US damages apportionment proposals would reduce patent value and threaten jobs, says new report 15 Jan 09
A report commisioned by an organisation called the Manufacturers Alliance on Patent Policy - which is composed of companies that employ more than 250,000 people in industries including chemicals, transportation, agriculture, food, electronics, aerospace and construction - was published yesterday. Written by economist Scott Shane, it concludes that the changes to the way in which damages are calculated in US patent litigation, as advocated by those who supported the Patent Reform Act that stalled during the last session of Congress, would probably have "severe adverse effects". These include:
- Lower patent value: reduced patent damages wouldlead to reduced patent value of between $34.4 billion and $85.3 billion.

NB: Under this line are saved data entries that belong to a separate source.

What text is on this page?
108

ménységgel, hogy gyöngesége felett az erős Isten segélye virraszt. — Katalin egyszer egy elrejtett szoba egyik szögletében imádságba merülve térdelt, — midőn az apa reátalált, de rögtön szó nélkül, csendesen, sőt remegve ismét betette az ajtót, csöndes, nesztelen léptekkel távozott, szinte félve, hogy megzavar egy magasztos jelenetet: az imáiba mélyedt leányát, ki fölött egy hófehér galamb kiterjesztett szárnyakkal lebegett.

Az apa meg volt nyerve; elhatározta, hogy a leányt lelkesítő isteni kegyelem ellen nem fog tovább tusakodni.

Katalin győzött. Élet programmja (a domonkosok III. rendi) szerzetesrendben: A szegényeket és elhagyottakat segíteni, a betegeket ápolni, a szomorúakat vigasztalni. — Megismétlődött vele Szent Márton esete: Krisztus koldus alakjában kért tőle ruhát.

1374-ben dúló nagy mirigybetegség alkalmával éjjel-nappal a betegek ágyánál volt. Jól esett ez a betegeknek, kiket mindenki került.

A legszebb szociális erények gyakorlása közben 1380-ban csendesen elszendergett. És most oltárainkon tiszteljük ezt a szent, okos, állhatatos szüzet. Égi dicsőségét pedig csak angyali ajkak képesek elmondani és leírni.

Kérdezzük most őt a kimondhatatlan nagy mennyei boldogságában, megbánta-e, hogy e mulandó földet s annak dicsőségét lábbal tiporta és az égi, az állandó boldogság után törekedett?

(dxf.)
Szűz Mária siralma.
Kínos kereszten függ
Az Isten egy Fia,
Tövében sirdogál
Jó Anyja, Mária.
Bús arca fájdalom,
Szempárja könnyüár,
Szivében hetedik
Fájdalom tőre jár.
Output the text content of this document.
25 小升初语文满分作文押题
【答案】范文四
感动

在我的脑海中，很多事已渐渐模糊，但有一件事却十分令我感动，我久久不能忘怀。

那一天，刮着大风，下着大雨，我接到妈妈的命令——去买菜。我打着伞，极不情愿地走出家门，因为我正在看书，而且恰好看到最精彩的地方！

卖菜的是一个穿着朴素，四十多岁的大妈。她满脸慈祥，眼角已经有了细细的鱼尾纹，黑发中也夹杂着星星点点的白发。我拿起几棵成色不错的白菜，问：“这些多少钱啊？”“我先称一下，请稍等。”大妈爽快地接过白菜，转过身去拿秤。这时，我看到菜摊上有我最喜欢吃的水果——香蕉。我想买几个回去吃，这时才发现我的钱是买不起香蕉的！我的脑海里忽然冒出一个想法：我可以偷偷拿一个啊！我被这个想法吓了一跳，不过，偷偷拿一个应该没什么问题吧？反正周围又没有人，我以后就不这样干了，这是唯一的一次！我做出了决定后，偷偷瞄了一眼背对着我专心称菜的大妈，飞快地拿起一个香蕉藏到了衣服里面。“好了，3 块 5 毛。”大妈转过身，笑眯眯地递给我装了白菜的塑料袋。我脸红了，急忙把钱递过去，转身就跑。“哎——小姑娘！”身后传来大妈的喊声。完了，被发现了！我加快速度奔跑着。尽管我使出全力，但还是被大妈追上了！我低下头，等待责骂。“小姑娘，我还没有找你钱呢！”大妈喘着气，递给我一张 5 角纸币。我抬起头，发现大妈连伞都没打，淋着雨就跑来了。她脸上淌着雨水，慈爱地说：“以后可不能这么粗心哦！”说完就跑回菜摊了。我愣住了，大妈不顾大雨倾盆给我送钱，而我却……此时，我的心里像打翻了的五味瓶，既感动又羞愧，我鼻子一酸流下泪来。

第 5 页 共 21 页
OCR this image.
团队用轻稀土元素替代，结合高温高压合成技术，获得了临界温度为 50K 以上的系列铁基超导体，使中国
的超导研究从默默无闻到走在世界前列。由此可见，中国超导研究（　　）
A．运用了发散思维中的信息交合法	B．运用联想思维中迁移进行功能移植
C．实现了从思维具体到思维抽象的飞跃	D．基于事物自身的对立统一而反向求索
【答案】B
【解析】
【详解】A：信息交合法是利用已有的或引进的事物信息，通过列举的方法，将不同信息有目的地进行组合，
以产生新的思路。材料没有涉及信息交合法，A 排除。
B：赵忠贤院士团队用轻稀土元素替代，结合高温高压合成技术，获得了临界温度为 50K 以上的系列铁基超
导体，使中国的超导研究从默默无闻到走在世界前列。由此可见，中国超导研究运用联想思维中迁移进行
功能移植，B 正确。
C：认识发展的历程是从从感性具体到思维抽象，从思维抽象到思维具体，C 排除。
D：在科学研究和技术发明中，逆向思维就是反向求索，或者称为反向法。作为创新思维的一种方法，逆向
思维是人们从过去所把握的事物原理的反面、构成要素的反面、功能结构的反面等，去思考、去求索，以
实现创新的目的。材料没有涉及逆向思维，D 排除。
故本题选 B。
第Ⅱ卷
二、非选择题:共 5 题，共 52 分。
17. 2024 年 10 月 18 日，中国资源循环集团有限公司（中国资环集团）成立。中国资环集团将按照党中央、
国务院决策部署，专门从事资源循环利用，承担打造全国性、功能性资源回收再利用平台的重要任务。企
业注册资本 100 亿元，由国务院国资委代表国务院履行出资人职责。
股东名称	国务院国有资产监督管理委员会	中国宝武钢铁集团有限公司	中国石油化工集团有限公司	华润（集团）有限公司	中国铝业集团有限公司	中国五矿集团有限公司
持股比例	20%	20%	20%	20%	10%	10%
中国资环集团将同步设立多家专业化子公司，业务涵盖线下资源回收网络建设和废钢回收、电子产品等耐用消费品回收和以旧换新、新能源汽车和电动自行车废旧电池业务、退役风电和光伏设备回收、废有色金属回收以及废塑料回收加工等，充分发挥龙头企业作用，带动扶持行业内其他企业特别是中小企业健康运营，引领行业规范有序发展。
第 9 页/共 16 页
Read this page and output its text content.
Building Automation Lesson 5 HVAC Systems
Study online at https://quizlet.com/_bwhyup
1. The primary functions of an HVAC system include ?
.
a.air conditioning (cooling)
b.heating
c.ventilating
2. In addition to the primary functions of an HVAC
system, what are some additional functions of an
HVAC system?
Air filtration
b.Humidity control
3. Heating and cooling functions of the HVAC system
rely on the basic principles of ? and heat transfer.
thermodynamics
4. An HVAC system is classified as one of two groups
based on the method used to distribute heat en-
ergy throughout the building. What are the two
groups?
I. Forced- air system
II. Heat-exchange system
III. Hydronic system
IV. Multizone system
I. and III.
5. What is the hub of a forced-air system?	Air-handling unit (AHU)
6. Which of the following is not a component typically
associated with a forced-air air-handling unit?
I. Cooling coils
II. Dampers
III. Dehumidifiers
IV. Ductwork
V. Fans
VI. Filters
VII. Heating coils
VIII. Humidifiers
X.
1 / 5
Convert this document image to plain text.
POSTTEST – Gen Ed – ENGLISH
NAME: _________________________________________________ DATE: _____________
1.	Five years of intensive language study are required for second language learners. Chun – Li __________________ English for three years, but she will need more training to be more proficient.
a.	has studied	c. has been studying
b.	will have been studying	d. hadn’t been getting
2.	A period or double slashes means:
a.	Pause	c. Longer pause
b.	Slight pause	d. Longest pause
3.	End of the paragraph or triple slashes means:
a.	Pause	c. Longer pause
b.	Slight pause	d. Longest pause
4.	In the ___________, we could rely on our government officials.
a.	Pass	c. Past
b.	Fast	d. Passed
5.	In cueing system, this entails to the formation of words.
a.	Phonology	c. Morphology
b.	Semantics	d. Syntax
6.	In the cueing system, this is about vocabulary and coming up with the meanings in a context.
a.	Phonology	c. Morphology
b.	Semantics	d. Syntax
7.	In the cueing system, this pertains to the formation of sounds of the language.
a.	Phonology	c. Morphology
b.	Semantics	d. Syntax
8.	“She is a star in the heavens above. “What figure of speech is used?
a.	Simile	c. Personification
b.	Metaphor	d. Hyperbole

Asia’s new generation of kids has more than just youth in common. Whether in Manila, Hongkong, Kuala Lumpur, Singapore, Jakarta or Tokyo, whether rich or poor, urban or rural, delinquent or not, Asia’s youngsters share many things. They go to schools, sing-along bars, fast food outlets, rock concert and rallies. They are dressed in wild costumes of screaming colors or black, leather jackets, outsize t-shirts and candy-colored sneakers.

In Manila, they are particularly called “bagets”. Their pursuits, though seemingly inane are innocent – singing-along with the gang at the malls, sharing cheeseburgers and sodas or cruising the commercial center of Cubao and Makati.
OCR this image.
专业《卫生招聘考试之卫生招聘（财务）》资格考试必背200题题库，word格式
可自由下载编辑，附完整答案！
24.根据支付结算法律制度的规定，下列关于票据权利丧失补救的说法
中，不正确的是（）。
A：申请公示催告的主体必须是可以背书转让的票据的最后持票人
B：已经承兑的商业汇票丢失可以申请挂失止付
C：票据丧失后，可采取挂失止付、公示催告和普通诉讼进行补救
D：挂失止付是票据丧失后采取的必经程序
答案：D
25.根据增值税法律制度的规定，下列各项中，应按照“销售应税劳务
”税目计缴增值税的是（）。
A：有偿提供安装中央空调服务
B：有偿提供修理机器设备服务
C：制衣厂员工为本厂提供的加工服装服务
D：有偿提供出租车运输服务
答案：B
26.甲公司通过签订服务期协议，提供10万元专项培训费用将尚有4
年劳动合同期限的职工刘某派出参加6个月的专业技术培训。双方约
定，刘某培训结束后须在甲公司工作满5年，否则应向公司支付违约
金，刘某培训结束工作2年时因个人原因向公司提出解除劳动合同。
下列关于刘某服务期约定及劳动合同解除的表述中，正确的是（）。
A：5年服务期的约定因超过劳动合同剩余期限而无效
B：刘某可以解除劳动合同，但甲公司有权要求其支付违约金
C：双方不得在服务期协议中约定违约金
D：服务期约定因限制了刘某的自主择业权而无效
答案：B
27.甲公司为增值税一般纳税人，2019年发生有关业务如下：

- Reduced R&D: reduced damages would lead to reduced R&D spending of between $33.9 billion and $66 billion.
- Decline in corporate value: decreased value of intellectual property would cut $38.4 billion to $225.4 billion from US public company value.
- Jobs jeopardised: Lower company value could imperil 51,000 to 298,000 American manufacturing jobs.
- Minority favoured over the majority: Making it cheaper to cheat would benefit industries with fewer US workers at the expense of those with more.
It looks like this report is designed to introduce the MAPP, which has a membership comprising some of the biggest names in US manufacturing. Given that the alliance is opposed to major changes in the US patent system, it is not really a surprise that the research has come out in the way that it has. However, that is not really the point - the real issue is whether it is right. If it is, then it is going to make the jobs of those who support the legislation that much harder should it be reintroduced in the new session of Congress. After all, how do you counter assertins tha your proposlas could cost thousands of jobs, especially at a time when unemployment is increasing so rapidly?
Something worth noting is that one of the sources that Shane cites with regard to his calculations of patent value is James Bessen. The same James Bessen who co-authored Patent Failure with Michael Meurer and argued that the US patent system was, in most cases, not delivering the benefits that it was originally designed for. It is ironic that his work is being used in an argument to keep things as they are, when Bessen himself strongly believes that fundamental change is needed.